I don’t think the public should be concerned because we have safeguards at the city and state level to make sure there’s no unilateral movement by MGM,” Fenton told the media outlet. “MGM doesn’t have the right to decide to move out on their own.”

The Massachusetts venue cost the operator $960 million to build. MGM sold the real estate assets to MGM Growth Properties (MGP) for $400 million in 2021. VICI Properties (NYSE: VICI) acquired MGP for $17.2 billion that same year, gaining control of the property assets of MGM Northfield Park and the Springfield casino, among other MGM venues.

How MGM Can Do Right by Springfield

While MGM has acknowledged that the Massachusetts and Ohio casinos haven’t lived up to expectations, it hasn’t publicly confirmed it’s shopping those venues. The topic wasn’t addressed on the operator’s first-quarter earnings conference call earlier this month.

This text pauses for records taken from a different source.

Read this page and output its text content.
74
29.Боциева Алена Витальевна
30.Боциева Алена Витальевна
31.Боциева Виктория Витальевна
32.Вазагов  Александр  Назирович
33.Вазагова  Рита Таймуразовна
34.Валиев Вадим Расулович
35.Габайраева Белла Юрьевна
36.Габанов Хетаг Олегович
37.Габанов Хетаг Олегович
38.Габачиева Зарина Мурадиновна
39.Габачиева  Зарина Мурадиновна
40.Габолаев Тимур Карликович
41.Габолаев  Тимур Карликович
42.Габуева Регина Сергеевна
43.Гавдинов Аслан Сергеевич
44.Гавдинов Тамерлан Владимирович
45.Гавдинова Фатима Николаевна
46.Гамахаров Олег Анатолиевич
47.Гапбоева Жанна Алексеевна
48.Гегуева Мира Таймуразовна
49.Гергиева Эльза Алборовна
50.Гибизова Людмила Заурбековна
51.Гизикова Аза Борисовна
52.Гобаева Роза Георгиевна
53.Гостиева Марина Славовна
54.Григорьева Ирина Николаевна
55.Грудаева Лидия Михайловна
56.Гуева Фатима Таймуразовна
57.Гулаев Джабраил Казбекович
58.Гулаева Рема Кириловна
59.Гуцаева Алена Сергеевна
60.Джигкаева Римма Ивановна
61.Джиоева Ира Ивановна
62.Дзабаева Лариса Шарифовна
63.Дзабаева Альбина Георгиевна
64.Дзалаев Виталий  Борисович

The obvious avenue through which MGM can assuage Springfield’s concerns about a possible sale of the casino is to line up a buyer from the gaming industry, which would be likely assuming the operator is looking to sell. That’s also important because the property is zoned to be a gaming venue.

As for potential buyers for MGM Springfield’s operating rights, names haven’t been floated, but it’s probably fair to rule out Penn Entertainment (NASDAQ: PENN) because it runs  Plainridge Park Casino in Massachusetts.

It’s possible that tribal gaming entities in New England could be interested in MGM Springfield, but for now, that’s just speculation.

Springfield Wants ‘Same Pedigree’ as MGM

Fenton told Western Mass News that should MGM opt to depart Springfield, the city will require that the replacement operator be of the “same pedigree” as MGM. That’s a subjective term, but there are some hard details.

Under the host city agreement, MGM is required to deliver $25 million in annual payments to various groups in the city and book at least 12 acts per year at entertainment venues near the casino. Fenton said a new gaming operator of the Springfield casino would be held to the same standards.

A transaction involving MGM Springfield materializing over the near term is a possibility, but analysts believe gaming industry mergers and acquisitions are currently hamstrung due to high interest rates. That implies prospective suitors that need financing to buy the operating rights to the venue might be put off and eschew bidding, thus dwindling the pool of potential buyers to those that can pay in cash.